Still, while agencies have let vendors in the door with their clients, they don’t like being left out of the room. An initial meeting might not be a big deal, but multiple meetings about execution could be difficult to swallow.
“That would take away from what I’m doing for my client,” Garza said.
And not all DSPs are cozying up to brands. Some still see agencies as their most effective sales channel and want to avoid putting pressure on that relationship. dataxu, for example, doesn’t pitch to brands that already have an agency, said president, platform and EVP of product marketing and management Aaron Kechley.
“Signing an agency is a lot more economic than trying to do deals with 30 brands,” he said. “It undermines the agency relationship if we sell directly to a brand.”
Despite losing the ability to blacklist a DSP across its client base, agencies still have some leverage over client spend.
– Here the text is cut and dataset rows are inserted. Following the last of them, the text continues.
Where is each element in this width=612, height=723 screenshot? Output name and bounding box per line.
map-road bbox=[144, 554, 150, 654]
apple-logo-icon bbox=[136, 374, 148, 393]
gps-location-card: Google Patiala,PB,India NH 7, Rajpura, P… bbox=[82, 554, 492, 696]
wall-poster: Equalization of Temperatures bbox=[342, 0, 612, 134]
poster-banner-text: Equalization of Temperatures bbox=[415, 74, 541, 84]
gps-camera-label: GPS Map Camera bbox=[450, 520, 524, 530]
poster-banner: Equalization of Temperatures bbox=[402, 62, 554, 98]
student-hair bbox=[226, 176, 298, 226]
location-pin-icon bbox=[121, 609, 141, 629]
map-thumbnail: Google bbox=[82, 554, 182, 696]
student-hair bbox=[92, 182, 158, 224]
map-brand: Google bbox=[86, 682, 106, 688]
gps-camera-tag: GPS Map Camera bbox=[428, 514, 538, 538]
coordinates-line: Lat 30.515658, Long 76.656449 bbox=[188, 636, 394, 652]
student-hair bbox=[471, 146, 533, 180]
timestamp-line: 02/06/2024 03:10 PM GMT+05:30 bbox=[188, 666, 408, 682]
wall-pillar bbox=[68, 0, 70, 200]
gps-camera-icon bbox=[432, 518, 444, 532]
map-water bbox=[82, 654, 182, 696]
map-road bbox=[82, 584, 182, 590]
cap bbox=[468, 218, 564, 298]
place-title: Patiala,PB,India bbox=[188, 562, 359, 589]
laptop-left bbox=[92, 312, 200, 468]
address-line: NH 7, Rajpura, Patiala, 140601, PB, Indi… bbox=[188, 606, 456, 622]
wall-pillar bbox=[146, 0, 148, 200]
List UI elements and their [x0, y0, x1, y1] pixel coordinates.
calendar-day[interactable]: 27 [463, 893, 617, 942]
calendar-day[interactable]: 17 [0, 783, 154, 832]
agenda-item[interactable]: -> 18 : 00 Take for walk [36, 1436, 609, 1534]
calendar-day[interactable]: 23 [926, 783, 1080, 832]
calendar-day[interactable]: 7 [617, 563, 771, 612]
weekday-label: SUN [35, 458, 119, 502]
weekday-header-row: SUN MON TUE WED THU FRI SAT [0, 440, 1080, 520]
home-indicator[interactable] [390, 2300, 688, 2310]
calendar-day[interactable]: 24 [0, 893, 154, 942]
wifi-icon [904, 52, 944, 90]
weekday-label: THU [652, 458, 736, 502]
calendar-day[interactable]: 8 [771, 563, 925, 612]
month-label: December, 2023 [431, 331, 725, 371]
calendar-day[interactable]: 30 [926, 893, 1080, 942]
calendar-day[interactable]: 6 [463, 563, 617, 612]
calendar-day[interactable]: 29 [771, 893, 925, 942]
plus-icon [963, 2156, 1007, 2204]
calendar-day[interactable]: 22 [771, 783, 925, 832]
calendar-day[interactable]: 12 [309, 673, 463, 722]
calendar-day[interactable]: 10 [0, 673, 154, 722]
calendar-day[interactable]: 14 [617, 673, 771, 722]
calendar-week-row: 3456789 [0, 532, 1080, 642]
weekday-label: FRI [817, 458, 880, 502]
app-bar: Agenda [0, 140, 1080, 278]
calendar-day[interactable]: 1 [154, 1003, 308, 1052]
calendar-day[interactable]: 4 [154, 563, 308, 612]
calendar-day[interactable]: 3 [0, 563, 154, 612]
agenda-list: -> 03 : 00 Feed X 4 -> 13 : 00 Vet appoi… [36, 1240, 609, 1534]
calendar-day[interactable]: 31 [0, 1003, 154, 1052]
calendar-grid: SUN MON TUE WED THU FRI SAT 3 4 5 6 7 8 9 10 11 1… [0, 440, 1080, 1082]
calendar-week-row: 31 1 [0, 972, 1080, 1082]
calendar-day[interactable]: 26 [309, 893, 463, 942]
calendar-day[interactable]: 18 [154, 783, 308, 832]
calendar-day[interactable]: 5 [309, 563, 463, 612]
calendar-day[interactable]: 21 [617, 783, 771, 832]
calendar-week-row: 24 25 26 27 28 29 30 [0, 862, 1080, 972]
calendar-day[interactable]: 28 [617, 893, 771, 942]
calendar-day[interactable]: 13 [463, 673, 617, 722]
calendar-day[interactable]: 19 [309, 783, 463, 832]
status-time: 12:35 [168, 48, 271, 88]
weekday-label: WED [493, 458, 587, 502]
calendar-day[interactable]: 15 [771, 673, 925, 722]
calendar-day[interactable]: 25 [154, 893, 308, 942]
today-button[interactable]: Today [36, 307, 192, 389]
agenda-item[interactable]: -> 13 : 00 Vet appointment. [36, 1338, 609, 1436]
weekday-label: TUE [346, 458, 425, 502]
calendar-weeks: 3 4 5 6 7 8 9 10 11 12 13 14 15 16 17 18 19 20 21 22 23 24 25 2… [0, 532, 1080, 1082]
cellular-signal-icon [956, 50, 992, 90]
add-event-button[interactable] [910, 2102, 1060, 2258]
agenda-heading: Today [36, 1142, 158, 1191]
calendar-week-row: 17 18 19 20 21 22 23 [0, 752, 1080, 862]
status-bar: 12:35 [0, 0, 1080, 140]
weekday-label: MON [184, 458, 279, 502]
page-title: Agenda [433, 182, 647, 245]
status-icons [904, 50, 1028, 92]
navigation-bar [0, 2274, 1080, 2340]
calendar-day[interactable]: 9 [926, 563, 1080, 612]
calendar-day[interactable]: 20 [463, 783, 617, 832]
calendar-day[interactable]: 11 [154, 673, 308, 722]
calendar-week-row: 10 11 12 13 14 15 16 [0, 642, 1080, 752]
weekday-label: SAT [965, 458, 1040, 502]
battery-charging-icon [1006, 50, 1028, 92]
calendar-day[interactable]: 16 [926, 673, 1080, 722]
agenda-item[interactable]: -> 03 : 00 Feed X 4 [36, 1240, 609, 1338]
Most clients contracting directly with DSPs choose to work with two or three platforms. Agencies, which still handle execution in many cases, can manipulate how spend flows across those partners.
“Most of these contracts don’t have guaranteed spend involved,” Prohaska said.
If one DSP in a client’s stack offers favorable pricing for the agency, for example, or allows it to input higher margins, the agency can funnel spend that way without the brand noticing. When transferring accounts from other holding companies, Essence has seen margin input as high as 50% on some platforms, Garza said.
“In some cases, we’ve seen that the number of inputs was egregious and likely not discussed with clients,” he said.
But in most cases, who owns the contract doesn’t really change the value an agency brings to its clients, said Aleksandra Injac, US programmatic practice lead at Mindshare North America.
“We provide programmatic strategy, expertise and activation excellence,” she said. “In that dynamic, we would still continue to be the power users of the DSP and maintain a very close relationship with partners.”